Paso 1: Diseño de Cadnano
Origami de ADN estándar está diseñado en un programa llamado cadnano.
cadnano simplifica y mejora el proceso de diseñar nanoestructuras de origami de ADN tridimensional. A través de sus fácil de usar interfaces 2D y 3D acelera la creación de diseños arbitrarios. Las normas embebidas en cadnano junto con el análisis de elementos finitos realizado por cando, proporcionar relativa certeza de la estabilidad de las estructuras.
Para demostrar el proceso completo de diseño para ensamble y verificación, elegimos para construir una nanoestructura de Origami de la DNA de la insignia de Autodesk.
El diseño blanco fue construido en cadnano versión 2. El diseño se compone de 39 filas de un solo andamio dispuestos en 1 columna en una matriz cuadrada.

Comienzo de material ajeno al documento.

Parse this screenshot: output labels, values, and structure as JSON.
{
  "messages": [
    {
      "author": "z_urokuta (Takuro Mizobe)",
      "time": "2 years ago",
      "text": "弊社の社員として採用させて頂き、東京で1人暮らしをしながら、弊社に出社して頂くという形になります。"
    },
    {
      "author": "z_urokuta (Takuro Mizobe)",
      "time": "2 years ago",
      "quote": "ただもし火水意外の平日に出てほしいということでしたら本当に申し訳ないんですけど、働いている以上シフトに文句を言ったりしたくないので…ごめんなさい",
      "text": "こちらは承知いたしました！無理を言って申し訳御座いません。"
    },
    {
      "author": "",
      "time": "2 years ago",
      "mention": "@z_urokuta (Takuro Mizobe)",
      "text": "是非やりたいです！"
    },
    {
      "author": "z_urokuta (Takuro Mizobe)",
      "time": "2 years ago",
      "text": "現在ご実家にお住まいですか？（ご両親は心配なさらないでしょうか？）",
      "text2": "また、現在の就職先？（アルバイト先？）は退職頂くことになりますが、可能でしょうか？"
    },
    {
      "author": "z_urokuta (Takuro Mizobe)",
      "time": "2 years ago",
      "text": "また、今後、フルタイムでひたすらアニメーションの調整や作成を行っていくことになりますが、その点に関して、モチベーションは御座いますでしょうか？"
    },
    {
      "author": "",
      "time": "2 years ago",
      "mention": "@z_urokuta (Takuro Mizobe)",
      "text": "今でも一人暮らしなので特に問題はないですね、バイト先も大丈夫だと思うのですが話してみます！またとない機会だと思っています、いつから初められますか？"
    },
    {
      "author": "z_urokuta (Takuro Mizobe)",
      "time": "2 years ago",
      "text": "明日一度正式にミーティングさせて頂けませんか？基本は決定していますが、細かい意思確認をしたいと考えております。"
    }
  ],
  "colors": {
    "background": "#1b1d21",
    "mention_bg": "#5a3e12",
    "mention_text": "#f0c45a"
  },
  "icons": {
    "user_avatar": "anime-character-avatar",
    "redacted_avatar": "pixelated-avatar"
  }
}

El diseño fue exportado como un archivo .csv que contiene los datos de secuencia del filamento básico para ordenar un archivo .Groovy de cadnano que contiene la información de la estructura.
Andamios
Una longitud de andamio de 3818 nucleótidos era necesario para este diseño, por lo que utilizamos el ssDNA viral M13mp18 como la secuencia de andamio. Si bien esta secuencia de 7249 nucleótidos, la porción no usada no debe interferir con la construcción aunque nos dimos cuenta más tarde que sería mejor a usarlo completamente. El andamio se enrutó a través del diseño utilizando el método de costura medio auto-andamio con la costura media situada entre posición [135] y [136]. La longitud de la cinta de la insignia de Autodesk fue fijada a ~ 40-50 basepairs. La costura media del diseño dividido por la mitad para crear la división en el A y el andamio de cada cinta está compuesto por lo tanto en el estilo de trama. Porque el andamio se compone de una sola columna, los crossovers de andamio sólo se producen en el procedimiento y después de la celda de la cuadrícula.
Grapas
hebras discontinuas 111 fueron generados a través del cadnano básico de la función auto y manual de edición. La función auto de la grapa se utiliza inicialmente y produce grapas con longitudes largas. Estas grapas se divide manualmente utilizando la función de nick cadnano para producir grapas entre 20-50 basepairs con al menos 4 basepairs encuadernados junto a cruces. Después de estas operaciones, terminamos con hebras discontinuas con una longitud media de 36,5 basepairs con una longitud mínima de los 18 basepairs y una longitud máxima de 50 basepairs. Con el fin de evitar interacciones de apilamientos en los bordes exteriores de la construcción, fueron creados cuatro nucleótidos basepair colas utilizando una secuencia poly-T. Por el enrejado de diseño de cadnano correspondiente a una orientación particular de las hélices de ADN, fue necesario ajustar dónde colocar el diseño de la trama todo en ese enrejado con el fin de optimizar el número de grapas cross overs y aumentando así la estabilidad. Encontramos para este diseño, ajuste el punto medio de la construcción en posición [135] funcionado bien.